Crítica de Ángeles y Demonios, de Ron Howard.
Hay que ser positivo cuando se va al cine. Incluso si la película en cuestión no es de fiar. Con el precedente sobre la mesa de El Código Da Vinci, y con la sombra alargada del resultón Dan Brown sobre su cabeza, Ron Howard repite conspiración en Ángeles y Demonios, un largometraje pasable aunque carente de toda emoción.
Con un guión de libro, y nunca mejor dicho, el espectador no necesita ponerse a jugar a los detectives para descubrir la supuesta elaborada trama que conjuga prelados, poder y sociedades secretas. Una fórmula cientos de veces explotada que no aporta, en este caso, nada nuevo. La decepción, si es que existía ilusión al principio, sobreviene en el primer tercio del metraje, cuando las cartas se descubren y el final es adivinado sin remedio.
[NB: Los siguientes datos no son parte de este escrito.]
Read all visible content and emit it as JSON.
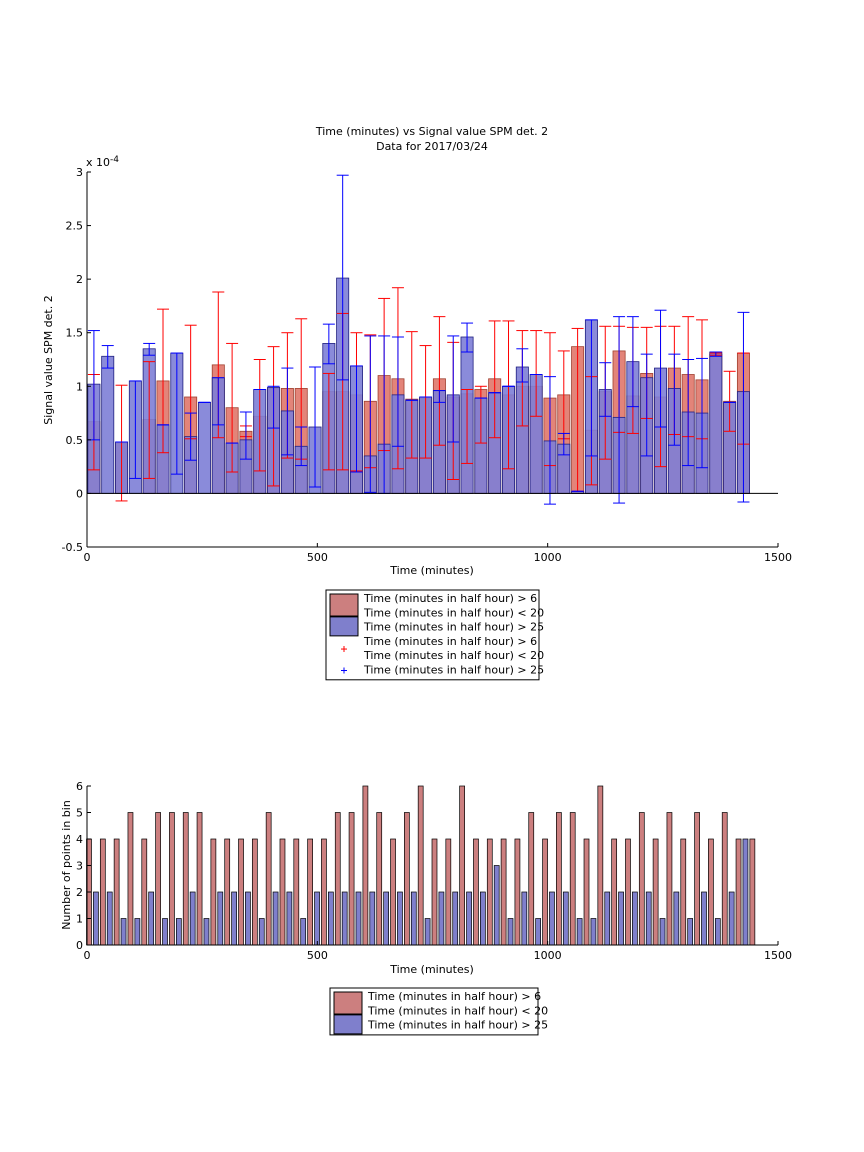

Sí; el malo es el que creemos y el bueno, también. Buena parte de la culpa la tienen las (sobre) actuaciones de actores como Ewan McGregor, Armin Mueller-Stahl y, en menor medida, Stellan Skarsgård. Sus tejemanejes con ínfulas de novela negra suceden ante un impávido Tom Hanks, incapaz a estas alturas de mover un solo músculo de su rostro, suponemos que por agonía interpretativa o simplemente por edad. A saber.
Su partenaire Ayelet Zurer, que encarna a la doctora Vetra, le da la réplica con dignidad, aunque la credibilidad de sus extensos conocimientos en todo tipo de materias –latín, medicinas, religión- deja bastante que desear. Y una ya no sabe si echarle la culpa al literato o al cineasta. La pareja carece de complicidad, algo fundamental para lucirse en escenas de acción o suscitar la curiosidad del espectador. A ratos, aburren.
Por otro lado, es importante reseñar el capítulo de los efectos especiales, un trabajo forzado por la negativa del Vaticano a rodar en sus instalaciones y en algunas capillas de Roma. Las recreaciones destilan buen hacer por parte de los magos del píxel y de unos decorados impecables. El dinero es el dinero. Y es el que permite que la capital italiana se vuelva pequeña y pueda recorrerse en cuatro minutos de punta a punta. God.
Pero nada es tan perverso como parece. La honestidad del filme, que fabula con el éxito del famoso acelerador de partículas suizo, vende entretenimiento y obviedad como fiel homenaje a Brown; para qué salirse del guión. Y eso debe ser asumible por el público, antes y después, aunque la provocada publicidad antirreligiosa saque de quicio. Ahora, el mensaje es claro: cualquiera es un fanático en potencia; la verdad está aquí dentro.